Doug McCallum Photo submitted

THE proposed ride-hailing Inter-Municipal Business Licence (IMBL) that is supported by virtually all of Mayors’ Council takes a major step forward in addressing the unfair advantage that ride-hailing companies currently have over taxi companies, said Surrey Mayor Doug McCallum on Friday.

The following was approved almost unanimously by the Mayors’ Council:

  1. Endorse the principles and framework for establishing and administering an interim Inter-Municipal Business Licence (IMBL);
  2. Urge municipalities within Region 1 [lower Mainland and Whistler] to adopt the associated interim IMBL bylaw as quickly as possible;
  3. Urge municipalities within Region 1 to harmonize existing municipal fees on taxicabs with the fees proposed in the IMBL for ride-hailing;
  4. Urge the province and Passenger Transportation Board to level the playing field between taxis and transportation network services (TNS) by reviewing taxi boundaries, fleet caps and insurance requirements, and ensuring TNSs provide accessible services for customers in mobility devices such as wheelchairs and scooters.

McCallum said: “By having a single ride-hailing business licence for the region, this will eliminate duplication, confusion, and waste of time and money for both those issuing and seeking a licence.
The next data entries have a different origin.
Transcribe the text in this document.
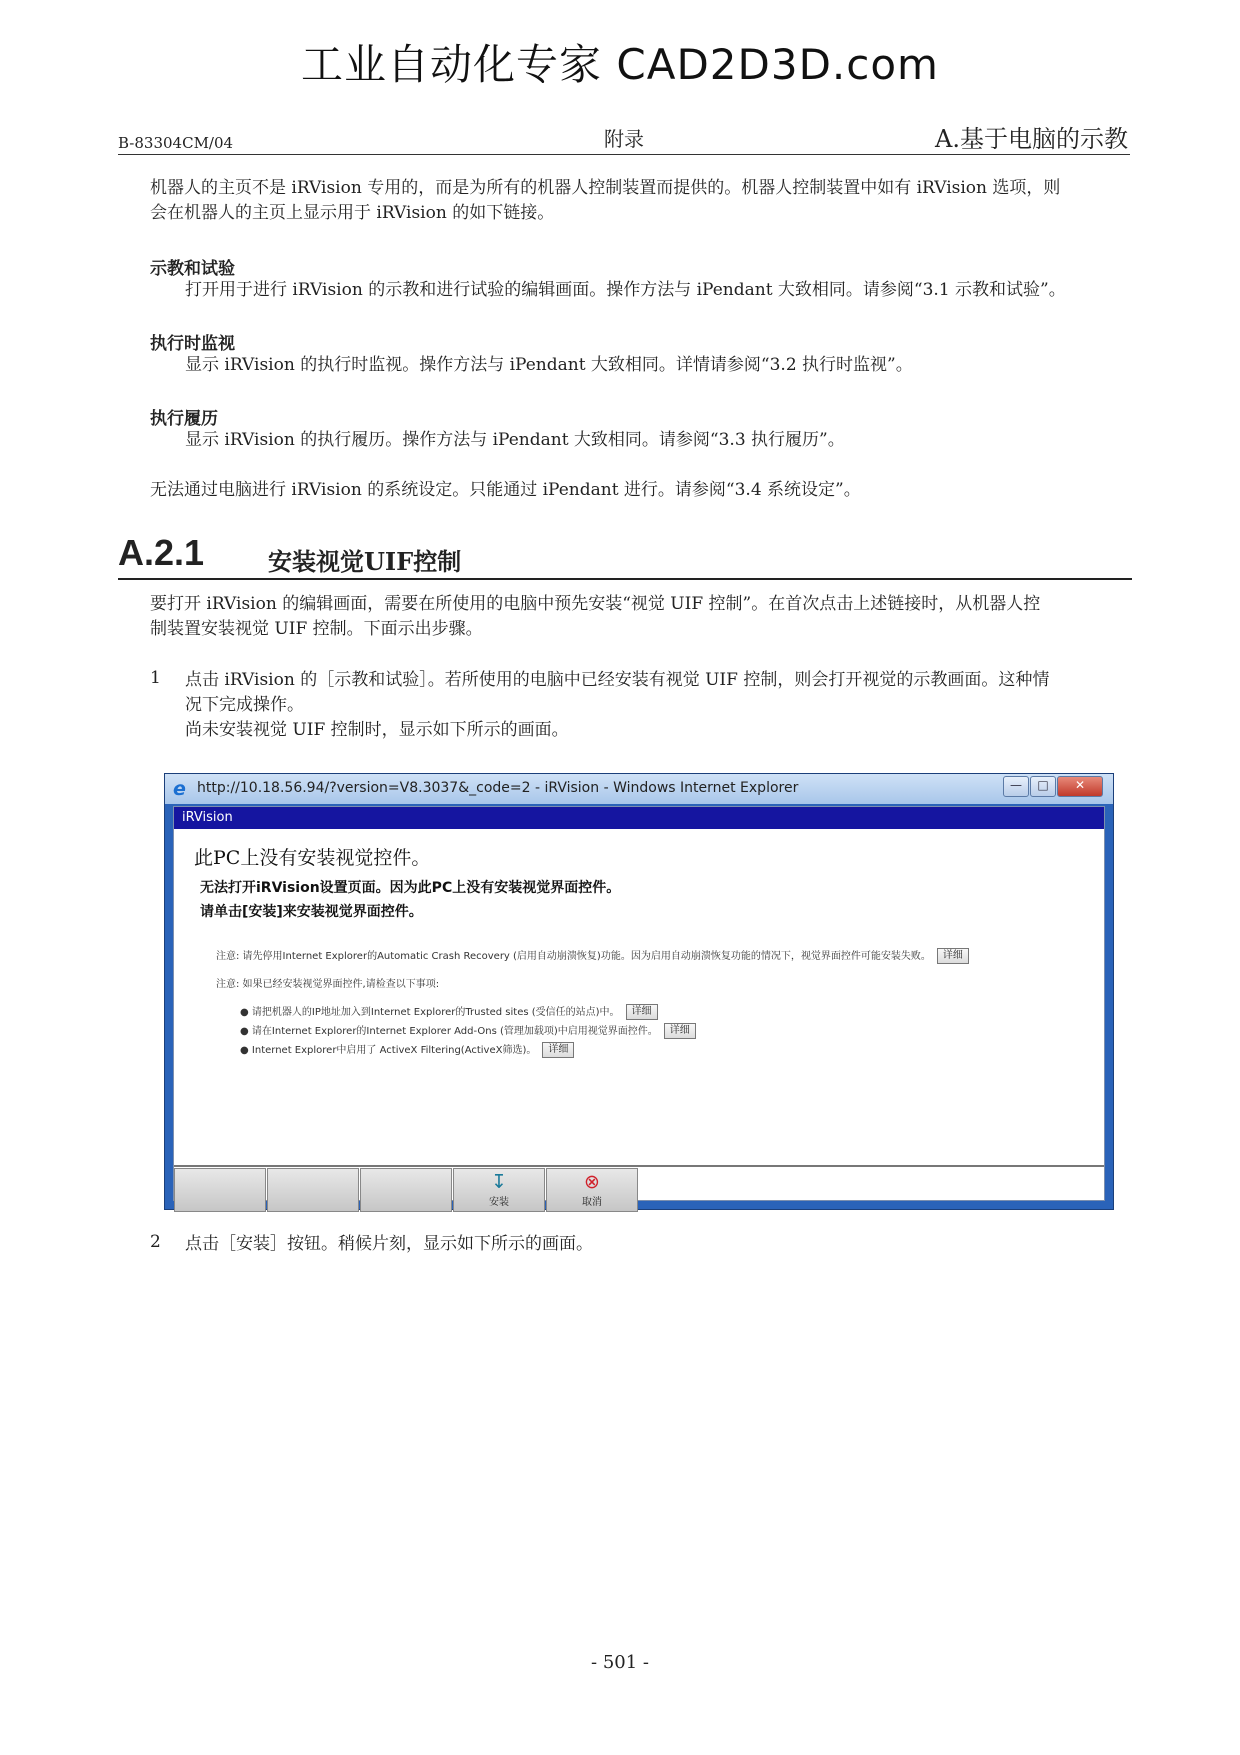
工业自动化专家 CAD2D3D.com
B-83304CM/04	附录	A.基于电脑的示教
机器人的主页不是 iRVision 专用的，而是为所有的机器人控制装置而提供的。机器人控制装置中如有 iRVision 选项，则
会在机器人的主页上显示用于 iRVision 的如下链接。
示教和试验
打开用于进行 iRVision 的示教和进行试验的编辑画面。操作方法与 iPendant 大致相同。请参阅“3.1 示教和试验”。
执行时监视
显示 iRVision 的执行时监视。操作方法与 iPendant 大致相同。详情请参阅“3.2 执行时监视”。
执行履历
显示 iRVision 的执行履历。操作方法与 iPendant 大致相同。请参阅“3.3 执行履历”。
无法通过电脑进行 iRVision 的系统设定。只能通过 iPendant 进行。请参阅“3.4 系统设定”。
A.2.1	安装视觉UIF控制
要打开 iRVision 的编辑画面，需要在所使用的电脑中预先安装“视觉 UIF 控制”。在首次点击上述链接时，从机器人控
制装置安装视觉 UIF 控制。下面示出步骤。
1 点击 iRVision 的［示教和试验］。若所使用的电脑中已经安装有视觉 UIF 控制，则会打开视觉的示教画面。这种情
况下完成操作。
尚未安装视觉 UIF 控制时，显示如下所示的画面。
e http://10.18.56.94/?version=V8.3037&_code=2 - iRVision - Windows Internet Explorer	— □ ✕
iRVision
此PC上没有安装视觉控件。
无法打开iRVision设置页面。因为此PC上没有安装视觉界面控件。
请单击[安装]来安装视觉界面控件。
注意: 请先停用Internet Explorer的Automatic Crash Recovery (启用自动崩溃恢复)功能。因为启用自动崩溃恢复功能的情况下，视觉界面控件可能安装失败。 详细
注意: 如果已经安装视觉界面控件,请检查以下事项:
● 请把机器人的IP地址加入到Internet Explorer的Trusted sites (受信任的站点)中。 详细
● 请在Internet Explorer的Internet Explorer Add-Ons (管理加载项)中启用视觉界面控件。 详细
● Internet Explorer中启用了 ActiveX Filtering(ActiveX筛选)。 详细
↧
安装
⊗
取消
2 点击［安装］按钮。稍候片刻，显示如下所示的画面。
- 501 -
Another benefit of this regional approach is the Mayors’ Council’s recognition that rides do not start nor end solely within Metro Vancouver. This is why we are proposing to have the IMBL encompass ride-hailing from the Fraser Valley through Metro Vancouver and along the Sea to Sky Corridor of Squamish, Whistler and beyond.”

He pointed out: “I have not budged from my position that a level playing field must be in place for ride-hailing and taxi companies to compete in. My fight is about ensuring fair competition in a highly regulated industry. The IMBL approved by the Mayors’ Council today levels the playing field and it has my support. I now urge the province and the Passenger Transportation Board to do their part to establish equity for those employed in the vehicle for hire industry by reviewing taxi boundaries, fleet caps, insurance requirements, and ensuring ride-hailing vehicles provide accessible services for customers of all abilities.”

MEANWHILE, Claire Trevena, Minister of Transportation and Infrastructure, said:

“I would like to thank the Mayors’ Council and the TransLink Working Group for its progress in encouraging municipalities to adopt an IMBL for ride-hail companies.

“This framework will streamline the business licence application process – eliminating a patchwork system across the Lower Mainland, allowing pickup and drop-off between participating municipalities. This will make it simple for Region 1 and Metro Vancouver municipalities to issue business licences to ride-hailing companies.

“Yesterday, I shared that our government has been working with ICBC and the taxi industry to create a new insurance product for taxi drivers. This product will be based on the per-kilometre distance travelled and will be more affordable for the industry overall.

“The independent Passenger Transportation Board is responsible for supply caps. The board has confirmed that it will monitor ride-hailing performance data and has stated that, as information becomes available, fleet size may be reassessed.

“Our government continues to work to support accessible transportation options with a fee of 30 cents for every trip in a ride-hail vehicle. We are working with industry and stakeholders as fees are collected on how to best allocate these funds.

“We will continue working to ensure the system works, prioritizes safety and is fair for ride hailing, the taxi industry and all road users.”